中国ではかつて社会主義計画経済の時代、国家幹部は人民の公僕であり、腐敗は資本主義特有の現象であると言われた。事実、当時は市場が発達しておらず、競争もないため、企業にとって賄賂を送るインセンティブはなかった。また、その財力もなかった。賄賂や不正と言えば、人事権を握る幹部に果物などをプレゼントして、自分の子供が国有企業に採用されるよう働きかける程度だった。

 だが、「改革開放」政策によって経済が自由化されると、状況は大きく変化した。資源配分にかかわる権限が幹部に一層集中し、それに対するチェック機能が用意されていないため、腐敗は日増しに深刻化している。

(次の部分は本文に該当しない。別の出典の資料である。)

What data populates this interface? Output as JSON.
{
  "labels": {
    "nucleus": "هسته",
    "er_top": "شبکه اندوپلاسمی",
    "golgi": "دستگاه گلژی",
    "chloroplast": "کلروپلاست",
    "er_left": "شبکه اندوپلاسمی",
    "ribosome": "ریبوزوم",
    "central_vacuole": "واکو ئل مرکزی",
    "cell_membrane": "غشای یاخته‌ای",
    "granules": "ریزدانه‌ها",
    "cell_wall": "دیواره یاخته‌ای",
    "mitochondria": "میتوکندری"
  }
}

 腐敗は資本主義特有の現象であるということから考えれば、中国の政治体制はもはや社会主義ではなくなったと言えるのかもしれない。

幹部腐敗の深刻化と国民の不満

 巷でよく指摘されることだが、中国では所得格差が拡大し、そのことに対する国民の不満が増幅している。格差の拡大について、単純に良し悪しを決めつけることはできない。否、むしろ一生懸命努力して豊かになることをむしろ奨励すべきであり、それによって格差が拡大してもやむを得ない。不正をして豊かになることこそ、認められるものではない。

 ここ30年間の「改革開放」政策により、経済の自由化が進展するとともに、所得格差も急速に拡大している。所得格差の度合いを表す「ジニ係数」を計算すると、すでに0.49に達しており、警戒水域に突入している(ジニ係数の値は1に近いほど格差の拡大を表し、0.4は社会不安が起きる臨界点と言われている)。

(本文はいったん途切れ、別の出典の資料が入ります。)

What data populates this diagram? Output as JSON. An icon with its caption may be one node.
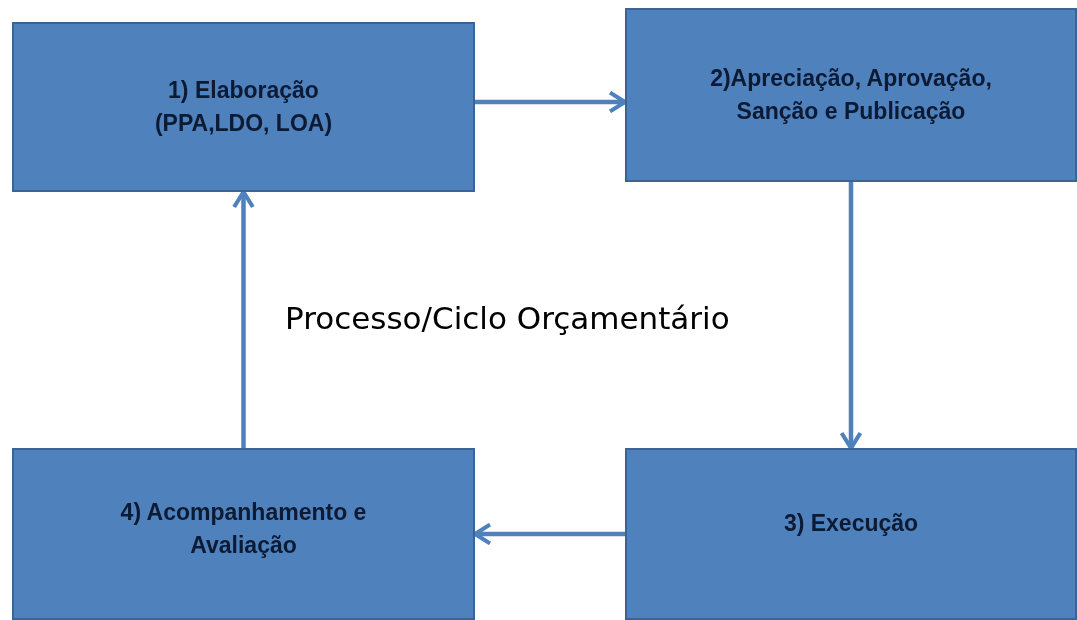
{
  "diagram": {
    "title": "Processo/Ciclo Orçamentário",
    "nodes": [
      {
        "text": [
          "1) Elaboração (PPA,LDO, LOA)"
        ]
      },
      {
        "text": [
          "2)Apreciação, Aprovação, Sanção e Publicação"
        ]
      },
      {
        "text": [
          "3) Execução"
        ]
      },
      {
        "text": [
          "4) Acompanhamento e Avaliação"
        ]
      }
    ],
    "edges": [
      {
        "from": 0,
        "to": 1,
        "arrow": "to"
      },
      {
        "from": 1,
        "to": 2,
        "arrow": "to"
      },
      {
        "from": 2,
        "to": 3,
        "arrow": "to"
      },
      {
        "from": 3,
        "to": 0,
        "arrow": "to"
      }
    ]
  }
}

 なぜ所得格差はここまで拡大しているのだろうか。その主な原因は政策の軸足が経済発展に置かれ、公平な所得配分への取り組みが不十分だったことにある。

 30年前、鄧小平はさび付いた巨大マシンのような中国社会と中国経済を動かすために、「平等な社会」という社会主義計画経済の理念を封印した。「豊かになれる者が先に豊かになっていい」という「先富論」を打ち出し、やる気のある者にインセンティブを与えた。

 問題は市場競争に負けた弱者をケアする制度的枠組みが用意されていないことにある。

 30年前の中国社会は、主として都市と農村からなる二元性の社会構造になっていた。しかし30年にわたって経済自由化が進展した結果、中国社会は多層化しつつある。現在、富裕層を形成しているのは、資源配分の権限を握る国家幹部と企業の経営者である。

 それに対して、社会の弱者層を形成するのは、都市部ではレイオフされた労働者であり、農村部では農地を失った農民である。現状において権力の中心に近いほど豊かになる機会が多く、逆に、権力の中心から遠いほど弱者になっていく傾向が強い。

 したがって、格差の拡大は必ずしも各々の社会構成員の勤勉さの違いを反映したものではない。格差拡大の背景に国家幹部と経営者の結託があるからこそ、国民の不満が増幅している。